Der Opener „Jai Bhavani“, richtet sich an die Göttin Bhavani, eine andere Manifestation von Durga, Devi oder Shakti, und wird vom Sänger ANUP JALOTA übernommen, der bekannt ist für seine Interpretationen von Bhajans (religiöse Call-and-response-Gesänge der Hindus) und Kirtans, den Anrufungen im Sikhismus. Ebenfalls auf die Sikh-Gesänge rekurriert „Koi Bole Ram Ram“: Der renommierte Vokalist RANA SINGH kündet hier davon, dass alle Menschen zum gleichen Gott beten, ob er nun Rama oder Khuda genannt wird. Die seelenvolle Stimme befindet sich dabei in vollem Einklang mit der singenden Sarangi und den groovenden Tablas. Es folgen zwei Tracks aus der Sphäre der Sufi: Wenn der junge MASTER SALEEM in „Kinna Sohna“ seine Phrasen erhebt, glaubt man, einen würdigen Nachfolger Nusrat Fateh Ali Khans zu vernehmen – und tatsächlich, die hier vom Cheb in ein atmosphärisch-weitschwingendes Szenario mit Flötengirlanden verwandelte Tune stammt aus der Feder des verstorbenen Qawwali-Meisters. In einer ebenso erlesenen Nachfolge steht RIFFAT SULTANA, die als Tochter von Nusrats Guru Ustad Salamat Ali Khan mit ihren Vocals ebenso im Zentrum einer trancegleichen Version eines Qawwali-Klassikers steht – bis zum fast technoartigen Finale.

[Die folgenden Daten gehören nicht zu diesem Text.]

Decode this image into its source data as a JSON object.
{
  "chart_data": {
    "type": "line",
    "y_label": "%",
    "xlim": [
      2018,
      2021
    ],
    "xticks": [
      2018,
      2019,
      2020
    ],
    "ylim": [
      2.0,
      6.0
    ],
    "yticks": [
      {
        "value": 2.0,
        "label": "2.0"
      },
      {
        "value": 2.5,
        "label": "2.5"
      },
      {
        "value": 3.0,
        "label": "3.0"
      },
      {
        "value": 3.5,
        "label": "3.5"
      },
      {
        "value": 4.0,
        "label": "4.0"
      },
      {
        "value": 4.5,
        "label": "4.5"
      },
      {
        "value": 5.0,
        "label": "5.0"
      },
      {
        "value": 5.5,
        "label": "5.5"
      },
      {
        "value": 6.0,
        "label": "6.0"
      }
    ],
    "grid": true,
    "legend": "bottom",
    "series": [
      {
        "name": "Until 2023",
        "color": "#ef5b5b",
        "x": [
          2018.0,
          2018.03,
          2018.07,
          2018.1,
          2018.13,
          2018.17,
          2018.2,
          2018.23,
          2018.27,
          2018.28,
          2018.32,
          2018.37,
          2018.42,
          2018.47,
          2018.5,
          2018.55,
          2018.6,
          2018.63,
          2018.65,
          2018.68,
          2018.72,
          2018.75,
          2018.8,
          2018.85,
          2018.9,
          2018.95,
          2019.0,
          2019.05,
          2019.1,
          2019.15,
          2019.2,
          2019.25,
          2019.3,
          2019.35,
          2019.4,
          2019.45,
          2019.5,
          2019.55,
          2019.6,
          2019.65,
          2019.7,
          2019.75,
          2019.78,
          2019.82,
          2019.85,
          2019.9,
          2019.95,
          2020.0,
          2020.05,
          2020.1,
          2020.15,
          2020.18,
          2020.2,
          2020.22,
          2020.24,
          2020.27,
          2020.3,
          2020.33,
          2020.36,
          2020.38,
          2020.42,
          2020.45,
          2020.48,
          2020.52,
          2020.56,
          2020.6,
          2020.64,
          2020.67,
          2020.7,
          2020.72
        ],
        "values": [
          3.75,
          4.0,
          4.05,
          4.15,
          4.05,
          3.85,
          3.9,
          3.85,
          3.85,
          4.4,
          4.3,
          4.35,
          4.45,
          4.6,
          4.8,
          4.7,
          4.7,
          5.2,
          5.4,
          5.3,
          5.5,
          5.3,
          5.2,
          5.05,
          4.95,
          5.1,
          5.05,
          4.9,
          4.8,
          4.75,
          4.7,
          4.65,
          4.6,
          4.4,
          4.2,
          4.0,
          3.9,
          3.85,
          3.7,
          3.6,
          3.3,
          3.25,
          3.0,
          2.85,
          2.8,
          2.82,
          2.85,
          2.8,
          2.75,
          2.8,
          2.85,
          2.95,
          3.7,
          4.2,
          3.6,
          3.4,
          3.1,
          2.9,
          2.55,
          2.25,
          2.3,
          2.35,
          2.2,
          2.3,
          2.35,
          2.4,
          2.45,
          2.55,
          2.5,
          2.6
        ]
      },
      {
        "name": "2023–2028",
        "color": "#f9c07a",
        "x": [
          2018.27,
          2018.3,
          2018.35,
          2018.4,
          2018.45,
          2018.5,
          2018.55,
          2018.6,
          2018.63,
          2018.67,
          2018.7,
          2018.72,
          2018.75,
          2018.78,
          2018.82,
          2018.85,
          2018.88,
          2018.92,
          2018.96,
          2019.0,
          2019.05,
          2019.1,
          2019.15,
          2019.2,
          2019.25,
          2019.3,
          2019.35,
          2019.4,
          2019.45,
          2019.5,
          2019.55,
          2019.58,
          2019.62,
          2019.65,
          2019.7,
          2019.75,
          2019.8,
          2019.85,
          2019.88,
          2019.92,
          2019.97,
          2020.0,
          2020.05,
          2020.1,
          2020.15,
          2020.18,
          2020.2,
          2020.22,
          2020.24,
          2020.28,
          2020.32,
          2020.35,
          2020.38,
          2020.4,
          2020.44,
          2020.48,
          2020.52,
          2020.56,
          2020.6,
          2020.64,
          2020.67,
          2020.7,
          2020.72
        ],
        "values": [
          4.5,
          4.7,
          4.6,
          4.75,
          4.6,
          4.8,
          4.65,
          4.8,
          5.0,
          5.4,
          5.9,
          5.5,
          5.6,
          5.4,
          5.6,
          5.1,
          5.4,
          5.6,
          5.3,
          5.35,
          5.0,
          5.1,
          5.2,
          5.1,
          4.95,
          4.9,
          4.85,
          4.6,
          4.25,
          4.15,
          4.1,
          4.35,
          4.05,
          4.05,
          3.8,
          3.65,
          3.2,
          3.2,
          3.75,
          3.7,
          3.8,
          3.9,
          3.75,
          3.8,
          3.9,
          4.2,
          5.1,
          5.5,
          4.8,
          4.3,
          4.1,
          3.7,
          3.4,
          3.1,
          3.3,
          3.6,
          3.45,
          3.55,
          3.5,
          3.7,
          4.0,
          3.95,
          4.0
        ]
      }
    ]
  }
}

Wiederum in einer Gesangstradition der Sikhs, dem Gurbani, steht „Haun Vaari Haun Varaney“, das Cheb I Sabbah in einen großflächigen Dub verwandelt hat, die der noch unbe-kannte HARNAM SINGH bestreitet. Einer Legende der indischen klassischen Musik hingegen begegnen wir in „Morey Pya Bassey“. SHUBHA MUDGAL (einige mögen sie aus dem Soundtrack zu Dance Of The Wind kennen), leitet ergreifend durch diesen Bhajan, der ein swingendes Fundament über der Bansuri-Flöte bekommen hat. Sein Thema ist das der Sehnsucht nach Gott. In „Aaye Bhairav Bholanath“ gibt es ein Wiederhören mit Anup Jalota, ein fast gospelartiges Stück, das sich dem Lob von Shiva verschrieben hat.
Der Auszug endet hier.